The Empire State Index for June was -7.8 versus +11.9 in May. Economists were expecting +10 to +12, and a reading greater than zero signals expansion.

Also today, the National Association of Homebuilders released figures showing that June builder confidence dropped in June to the lowest level since September. The quote below sums it up, and was further fuel for the bond rally.

“Builders are being squeezed by the continuing weakness in existing-home prices – against which they must compete — as well as rising material costs,” said NAHB Chairman Bob Nielsen, a home builder from Reno, Nev. “In addition to the ongoing impacts of distressed property sales on home prices, appraisal values and consumer confidence, rising costs for materials such as roofing, copper, wallboard, vinyl siding and other components have made it extremely difficult to construct a new home and sell it at a price that covers the costs.”

And finally consumer inflation came in at what you could argue is tame if you’re looking at “Core” numbers that ignore food and gas (see table). But 3.6% annual inflation for everything including food and gas of is well above the Fed’s 2% comfort zone.

However, the Fed has been insistent that “Core” inflation is what matters in an unstable economic environment.
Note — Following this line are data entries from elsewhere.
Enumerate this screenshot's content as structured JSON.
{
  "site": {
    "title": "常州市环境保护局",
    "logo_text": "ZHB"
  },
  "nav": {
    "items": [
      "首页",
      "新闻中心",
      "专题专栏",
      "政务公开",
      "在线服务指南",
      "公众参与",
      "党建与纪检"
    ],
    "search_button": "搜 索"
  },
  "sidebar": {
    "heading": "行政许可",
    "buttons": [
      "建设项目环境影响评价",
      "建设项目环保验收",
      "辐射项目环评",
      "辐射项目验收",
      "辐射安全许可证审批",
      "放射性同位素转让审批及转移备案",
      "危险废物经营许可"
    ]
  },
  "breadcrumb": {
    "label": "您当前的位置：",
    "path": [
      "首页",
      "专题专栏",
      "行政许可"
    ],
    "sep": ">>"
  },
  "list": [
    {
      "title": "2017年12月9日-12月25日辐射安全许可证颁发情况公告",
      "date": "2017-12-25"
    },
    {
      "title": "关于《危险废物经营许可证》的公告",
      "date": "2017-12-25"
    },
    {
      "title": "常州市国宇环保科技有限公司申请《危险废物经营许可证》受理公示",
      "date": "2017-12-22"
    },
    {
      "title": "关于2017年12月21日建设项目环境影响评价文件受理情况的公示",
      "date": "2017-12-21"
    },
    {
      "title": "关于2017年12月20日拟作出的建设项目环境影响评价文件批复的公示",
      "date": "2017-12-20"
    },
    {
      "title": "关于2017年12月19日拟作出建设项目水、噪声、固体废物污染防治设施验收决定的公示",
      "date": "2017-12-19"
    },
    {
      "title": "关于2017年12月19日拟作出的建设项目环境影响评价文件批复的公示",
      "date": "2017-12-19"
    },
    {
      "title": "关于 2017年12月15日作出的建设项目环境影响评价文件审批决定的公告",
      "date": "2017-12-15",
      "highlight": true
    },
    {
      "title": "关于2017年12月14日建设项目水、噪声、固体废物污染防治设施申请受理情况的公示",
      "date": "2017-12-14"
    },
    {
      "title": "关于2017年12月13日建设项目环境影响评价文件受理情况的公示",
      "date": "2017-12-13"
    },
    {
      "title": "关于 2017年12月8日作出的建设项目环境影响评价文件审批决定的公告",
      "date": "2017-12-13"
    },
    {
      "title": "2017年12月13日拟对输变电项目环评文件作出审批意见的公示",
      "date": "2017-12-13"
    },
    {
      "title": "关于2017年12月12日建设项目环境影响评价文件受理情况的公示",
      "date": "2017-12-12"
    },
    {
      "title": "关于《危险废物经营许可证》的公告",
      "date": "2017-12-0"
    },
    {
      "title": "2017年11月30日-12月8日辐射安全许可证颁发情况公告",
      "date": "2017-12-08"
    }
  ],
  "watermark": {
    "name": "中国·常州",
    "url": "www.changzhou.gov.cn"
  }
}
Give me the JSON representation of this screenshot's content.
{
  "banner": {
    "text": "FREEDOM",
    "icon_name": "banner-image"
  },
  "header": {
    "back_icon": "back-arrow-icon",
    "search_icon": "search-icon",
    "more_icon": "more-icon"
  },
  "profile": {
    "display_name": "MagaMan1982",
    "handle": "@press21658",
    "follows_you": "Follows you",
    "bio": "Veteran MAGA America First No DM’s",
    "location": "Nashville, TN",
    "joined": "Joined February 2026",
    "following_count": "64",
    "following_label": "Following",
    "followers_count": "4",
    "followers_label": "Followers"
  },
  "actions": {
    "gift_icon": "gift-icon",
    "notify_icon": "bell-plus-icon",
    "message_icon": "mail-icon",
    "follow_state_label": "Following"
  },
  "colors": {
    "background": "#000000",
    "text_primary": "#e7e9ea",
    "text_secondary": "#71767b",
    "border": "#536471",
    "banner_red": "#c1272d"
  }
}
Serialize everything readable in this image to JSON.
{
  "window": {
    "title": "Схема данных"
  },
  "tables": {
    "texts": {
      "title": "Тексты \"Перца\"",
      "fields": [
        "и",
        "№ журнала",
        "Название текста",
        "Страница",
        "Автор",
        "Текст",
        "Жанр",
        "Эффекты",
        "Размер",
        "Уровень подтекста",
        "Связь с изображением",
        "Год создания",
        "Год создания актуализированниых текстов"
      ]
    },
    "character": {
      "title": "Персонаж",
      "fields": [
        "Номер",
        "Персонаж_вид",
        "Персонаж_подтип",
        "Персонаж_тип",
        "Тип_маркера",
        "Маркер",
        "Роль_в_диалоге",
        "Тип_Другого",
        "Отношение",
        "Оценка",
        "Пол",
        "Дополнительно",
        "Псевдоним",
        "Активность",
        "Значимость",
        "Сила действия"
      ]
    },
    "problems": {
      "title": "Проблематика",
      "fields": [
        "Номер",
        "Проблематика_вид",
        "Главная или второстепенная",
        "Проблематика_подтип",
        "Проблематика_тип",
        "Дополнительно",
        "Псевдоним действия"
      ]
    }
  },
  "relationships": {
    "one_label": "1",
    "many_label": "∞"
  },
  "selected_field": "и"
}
You see just how complicated this debate is when you compare the inflation findings in today’s Empire State vs. Homebuilder surveys.

The homebuilder comment above suggests rising inflation. But this isn’t actual data.

The Empire State data showed declining inflation:

Price indexes posted their first declines in several months. The prices paid index fell fourteen points, to 56.1–still a relatively high value, but a sign that price increases were smaller in June than in May. The prices received index retreated seventeen points to 11.2, with the share of respondents that reported an increase in selling prices falling from 33% last month to 17% this month.

The Fed’s case is that weaker economic activity will eventually cause a moderation of inflation. This Empire Survey data suggests that’s the case.

This month anyway. Not a trend yet. Next look tomorrow with Philadelphia Fed survey.